Mourning Warbler by Tom Sanford

Location: 700 W. 175th Street, New York, NY 10033

Installed: 11/18/21

About the Bird: More likely heard than seen, the Mourning Warbler lives, forages, and sings its repetitious chant from shrubbery low to the ground. The black throat patch on male birds inspired its sorrowful name. The Mourning Warbler migrates overland through Mexico and Texas—unlike many migrants that instead cross the Gulf of Mexico—to reach breeding grounds in the far northern United States and Canada. If temperatures rise by three degrees Celsius, 90 percent of the bird’s breeding range may be lost; keeping warming to 1.5 degrees Celsius will cut those losses in half.
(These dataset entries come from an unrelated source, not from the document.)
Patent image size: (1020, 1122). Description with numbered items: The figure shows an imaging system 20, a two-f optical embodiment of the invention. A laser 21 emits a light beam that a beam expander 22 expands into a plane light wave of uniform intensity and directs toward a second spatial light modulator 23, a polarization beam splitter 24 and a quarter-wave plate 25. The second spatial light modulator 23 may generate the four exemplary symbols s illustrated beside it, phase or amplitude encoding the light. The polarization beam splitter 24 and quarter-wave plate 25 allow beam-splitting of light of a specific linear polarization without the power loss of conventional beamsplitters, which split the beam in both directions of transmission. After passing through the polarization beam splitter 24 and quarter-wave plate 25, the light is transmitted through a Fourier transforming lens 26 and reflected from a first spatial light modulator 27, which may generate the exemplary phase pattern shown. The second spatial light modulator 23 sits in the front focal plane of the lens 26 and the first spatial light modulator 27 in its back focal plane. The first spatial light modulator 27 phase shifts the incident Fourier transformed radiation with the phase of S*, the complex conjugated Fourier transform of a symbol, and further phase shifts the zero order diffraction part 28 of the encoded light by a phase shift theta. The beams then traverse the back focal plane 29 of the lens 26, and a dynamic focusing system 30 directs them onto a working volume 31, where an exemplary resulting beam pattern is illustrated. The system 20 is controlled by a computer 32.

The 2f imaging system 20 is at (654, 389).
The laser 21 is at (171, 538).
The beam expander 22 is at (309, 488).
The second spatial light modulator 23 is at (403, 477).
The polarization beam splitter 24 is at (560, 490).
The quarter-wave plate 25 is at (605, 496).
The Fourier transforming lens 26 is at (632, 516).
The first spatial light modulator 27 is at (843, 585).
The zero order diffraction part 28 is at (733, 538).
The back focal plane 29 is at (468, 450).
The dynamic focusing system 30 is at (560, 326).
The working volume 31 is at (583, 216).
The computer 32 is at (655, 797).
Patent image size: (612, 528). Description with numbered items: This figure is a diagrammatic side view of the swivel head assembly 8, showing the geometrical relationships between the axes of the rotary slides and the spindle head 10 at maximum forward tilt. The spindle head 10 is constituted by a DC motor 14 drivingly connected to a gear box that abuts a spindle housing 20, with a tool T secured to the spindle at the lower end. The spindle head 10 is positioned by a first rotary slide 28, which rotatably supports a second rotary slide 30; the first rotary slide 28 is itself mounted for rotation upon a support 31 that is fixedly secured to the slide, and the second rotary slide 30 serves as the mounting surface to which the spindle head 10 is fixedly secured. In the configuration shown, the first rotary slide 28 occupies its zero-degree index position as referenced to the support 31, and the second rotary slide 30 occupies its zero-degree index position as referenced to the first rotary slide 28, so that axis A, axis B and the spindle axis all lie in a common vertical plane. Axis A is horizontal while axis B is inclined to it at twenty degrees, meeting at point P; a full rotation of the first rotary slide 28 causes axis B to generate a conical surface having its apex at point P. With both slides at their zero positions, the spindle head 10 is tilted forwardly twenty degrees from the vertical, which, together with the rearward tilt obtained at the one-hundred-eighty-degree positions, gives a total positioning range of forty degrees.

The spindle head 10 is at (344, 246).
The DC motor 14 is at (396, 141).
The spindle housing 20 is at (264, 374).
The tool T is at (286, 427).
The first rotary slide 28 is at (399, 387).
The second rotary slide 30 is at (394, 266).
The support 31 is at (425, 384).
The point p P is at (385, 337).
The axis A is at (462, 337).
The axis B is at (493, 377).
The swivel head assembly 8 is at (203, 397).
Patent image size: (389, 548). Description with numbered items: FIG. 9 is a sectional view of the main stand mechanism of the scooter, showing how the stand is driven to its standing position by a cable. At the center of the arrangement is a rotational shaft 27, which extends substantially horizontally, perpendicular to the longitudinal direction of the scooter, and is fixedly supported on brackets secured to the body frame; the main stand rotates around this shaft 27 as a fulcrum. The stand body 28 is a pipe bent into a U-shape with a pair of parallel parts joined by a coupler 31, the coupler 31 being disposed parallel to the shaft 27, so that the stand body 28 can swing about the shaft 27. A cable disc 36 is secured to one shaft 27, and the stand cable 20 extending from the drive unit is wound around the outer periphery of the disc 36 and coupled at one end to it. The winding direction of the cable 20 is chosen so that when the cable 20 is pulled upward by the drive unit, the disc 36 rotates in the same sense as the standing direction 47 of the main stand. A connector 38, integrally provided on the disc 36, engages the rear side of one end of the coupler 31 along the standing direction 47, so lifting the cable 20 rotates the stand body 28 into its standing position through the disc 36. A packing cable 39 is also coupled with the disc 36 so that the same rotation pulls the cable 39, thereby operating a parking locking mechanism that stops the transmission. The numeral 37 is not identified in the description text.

About the Artist: American artist Tom Sanford was born in New York in 1975 and spent his formative years in the United Kingdom. He has lived in Harlem since 1994. Over the course of a career spanning the 21st century, Sanford has exhibited in New York, London, Los Angeles, Rome, Luxembourg, Copenhagen, Naples, Chicago, Madrid, Barcelona, Singapore, Tokyo, and a few places you may not have heard of. He chose to paint the Mourning Warbler as a tribute to his father-in-law, Cliff Lloyd, who had recently passed away. "It's a beautiful bird," Sanford says. He also appreciated the way it so perfectly fit the atypical space.